- Developer: Kongsberg Oil & Gas Technologies (formerly known as Kongsberg SIM)
- Stable release: 4.0.6 / October 10, 2025; 18 days ago
- Repository: github.com/coin3d/coin ;
- Written in: C++
- Operating system: Cross-platform
- Type: scene graph API
- License: BSD license
- Website: coin3d.org

= Coin3D =

Free and open-source graphics API

Coin3D is a free and open-source implementation (library) of the Open Inventor API. Coin3D was originally developed and maintained as commercial software by the Norwegian company Kongsberg Oil & Gas Technologies (formerly Kongsberg SIM).

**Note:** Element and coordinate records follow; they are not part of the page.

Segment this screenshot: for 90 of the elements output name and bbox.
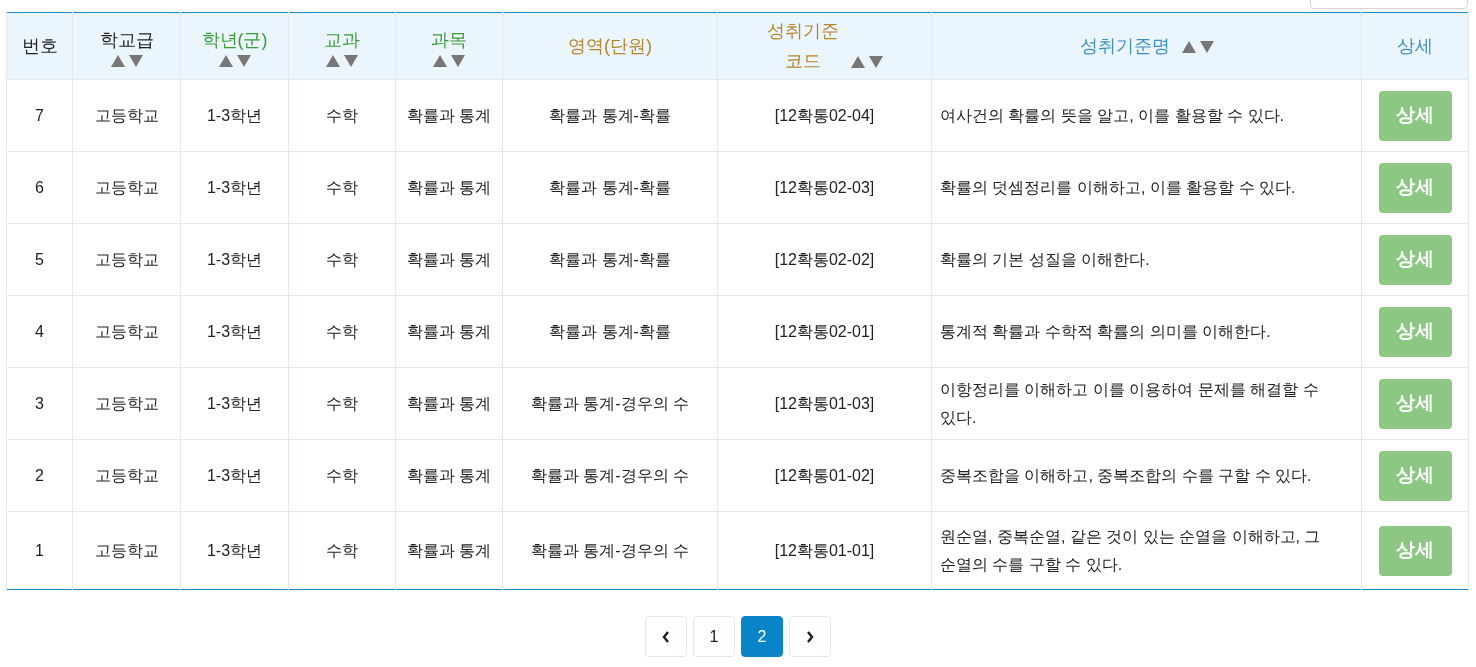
table-cell: 확률과 통계-경우의 수	[530, 466, 690, 484]
table-cell: 고등학교	[94, 106, 159, 124]
table-cell: 확률의 덧셈정리를 이해하고, 이를 활용할 수 있다.	[940, 178, 1296, 196]
table-cell: 통계적 확률과 수학적 확률의 의미를 이해한다.	[940, 322, 1271, 340]
sort-down-icon[interactable]	[128, 55, 143, 67]
table-cell: 1-3학년	[206, 466, 263, 484]
table-cell: 확률의 기본 성질을 이해한다.	[940, 250, 1150, 268]
sort-down-icon[interactable]	[344, 55, 358, 67]
table-cell: 3	[35, 394, 44, 412]
table-cell: [12확통02-01]	[774, 322, 875, 340]
column-header: 영역(단원)	[568, 35, 652, 58]
table-cell: 수학	[326, 178, 358, 196]
table-cell: [12확통02-03]	[774, 178, 875, 196]
page-button[interactable]: 1	[693, 616, 735, 657]
table-cell: 수학	[326, 394, 358, 412]
table-cell: [12확통01-03]	[774, 394, 875, 412]
table-cell: 1-3학년	[206, 178, 263, 196]
table-cell: [12확통02-04]	[774, 106, 875, 124]
table-cell: 고등학교	[94, 322, 159, 340]
detail-button[interactable]: 상세	[1378, 306, 1452, 357]
table-cell: 확률과 통계	[406, 250, 492, 268]
sort-down-icon[interactable]	[451, 55, 465, 67]
table-cell: 확률과 통계	[406, 541, 492, 559]
table-cell: 확률과 통계	[406, 178, 492, 196]
chevron-left-icon	[662, 630, 670, 643]
sort-up-icon[interactable]	[433, 55, 447, 67]
next-page-button[interactable]	[789, 616, 831, 657]
sort-up-icon[interactable]	[110, 55, 125, 67]
table-cell: 1	[35, 541, 44, 559]
sort-down-icon[interactable]	[236, 55, 251, 67]
table-cell: 확률과 통계	[406, 394, 492, 412]
column-header: 성취기준명	[1079, 35, 1170, 58]
sort-up-icon[interactable]	[850, 56, 865, 68]
table-cell: 1-3학년	[206, 106, 263, 124]
table-cell: 고등학교	[94, 178, 159, 196]
table-cell: 수학	[326, 322, 358, 340]
detail-button[interactable]: 상세	[1378, 378, 1452, 429]
table-cell: 이항정리를 이해하고 이를 이용하여 문제를 해결할 수 있다.	[940, 380, 1319, 426]
table-cell: 1-3학년	[206, 322, 263, 340]
table-cell: 확률과 통계-확률	[549, 178, 671, 196]
page-button[interactable]: 2	[741, 616, 783, 657]
chevron-right-icon	[806, 630, 814, 643]
column-header: 성취기준 코드	[766, 20, 839, 73]
table-cell: 원순열, 중복순열, 같은 것이 있는 순열을 이해하고, 그 순열의 수를 구할 수 있다.	[940, 527, 1321, 573]
table-cell: 중복조합을 이해하고, 중복조합의 수를 구할 수 있다.	[940, 466, 1312, 484]
table-cell: 수학	[326, 106, 358, 124]
table-cell: [12확통01-01]	[774, 541, 875, 559]
detail-button[interactable]: 상세	[1378, 525, 1452, 576]
table-cell: 여사건의 확률의 뜻을 알고, 이를 활용할 수 있다.	[940, 106, 1284, 124]
table-cell: 확률과 통계-경우의 수	[530, 394, 690, 412]
column-header: 학교급	[99, 29, 154, 52]
table-cell: 1-3학년	[206, 541, 263, 559]
table-cell: 확률과 통계	[406, 466, 492, 484]
table-cell: 고등학교	[94, 466, 159, 484]
previous-page-button[interactable]	[645, 616, 687, 657]
table-cell: [12확통02-02]	[774, 250, 875, 268]
table-cell: 확률과 통계-확률	[549, 250, 671, 268]
table-cell: 고등학교	[94, 394, 159, 412]
sort-up-icon[interactable]	[1181, 41, 1196, 53]
detail-button[interactable]: 상세	[1378, 450, 1452, 501]
table-cell: 1-3학년	[206, 250, 263, 268]
detail-button[interactable]: 상세	[1378, 234, 1452, 285]
table-cell: 5	[35, 250, 44, 268]
column-header: 상세	[1397, 35, 1433, 58]
column-header: 번호	[21, 35, 58, 58]
table-cell: 고등학교	[94, 541, 159, 559]
table-cell: 고등학교	[94, 250, 159, 268]
detail-button[interactable]: 상세	[1378, 90, 1452, 141]
table-cell: 확률과 통계	[406, 106, 492, 124]
sort-down-icon[interactable]	[868, 56, 883, 68]
table-cell: 확률과 통계-확률	[549, 106, 671, 124]
table-cell: 수학	[326, 541, 358, 559]
table-cell: 6	[35, 178, 44, 196]
table-cell: 확률과 통계	[406, 322, 492, 340]
column-header: 교과	[324, 29, 360, 52]
table-cell: 7	[35, 106, 44, 124]
column-header: 과목	[431, 29, 467, 52]
sort-up-icon[interactable]	[326, 55, 340, 67]
table-cell: 4	[35, 322, 44, 340]
table-cell: 확률과 통계-경우의 수	[530, 541, 690, 559]
table-cell: [12확통01-02]	[774, 466, 875, 484]
table-cell: 2	[35, 466, 44, 484]
sort-down-icon[interactable]	[1199, 41, 1214, 53]
table-cell: 수학	[326, 250, 358, 268]
table-cell: 1-3학년	[206, 394, 263, 412]
column-header: 학년(군)	[201, 29, 268, 52]
sort-up-icon[interactable]	[218, 55, 233, 67]
detail-button[interactable]: 상세	[1378, 162, 1452, 213]
table-cell: 수학	[326, 466, 358, 484]
table-cell: 확률과 통계-확률	[549, 322, 671, 340]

Coin3D, like Open Inventor, is a C++ object-oriented retained mode 3D graphics API used to provide a higher layer of programming for OpenGL. The API provides a number of common graphics rendering constructs to developers such as scene graphs to accomplish this. Coin3D is fully compatible with the Open Inventor API version 2.1. Coin3D can be used to drive advanced visualization solutions in a wide range of application domains such as geo-modelling, CAD, medical visualization, robotics and presentation.

== Uses ==

According to Kongsberg Oil & Gas Technologies, the software is used in a number of commercial and open-source, scientific visualization or 3D modeling projects such as OpenRAVE. Apple, for example, used Coin for 3D rendering in iWork '08 and later. FreeCAD relies on Coin3D for visualization.

== License history ==
From 1998 to 2011 Coin3D was developed and maintained by Systems in Motion (SIM), later renamed to Kongsberg SIM, later merged into the parent company Kongsberg Oil & Gas Technologies Kongsberg Gruppen. During this period Coin3D was available under a dual license scheme: GPL or a proprietary commercial license. Mid-2011, Kongsberg decided to end Coin3D as a commercial product due to diminishing demand and changing business focus. As a service to the user community Kongsberg re-licensed Coin3D under the less restrictive BSD 3-clause license. Since then, the BSD licensed source code has been maintained by its users and is available at GitHub.

== Integration with GUI development kits ==

Several libraries exist that are designed to integrate Coin3D with GUI development environments.
- For developers targeting multi-platform - 'Quarter' provides a seamless integration with the Qt framework.
- For developers targeting Windows - 'SoWin' integrates with the Win32 API.
- For developers targeting Mac OS X - Sc21 provides integration with Apple's Cocoa framework
Legacy GUI bindings are Qt (SoQt), Win32 API (SoWin) and Motif (SoXt) are also maintained.

== Language bindings ==
Coin3D is written in C++, but can be accessed from other programming languages using available bindings. Bindings have been developed for Python Pivy, Java and JavaScript.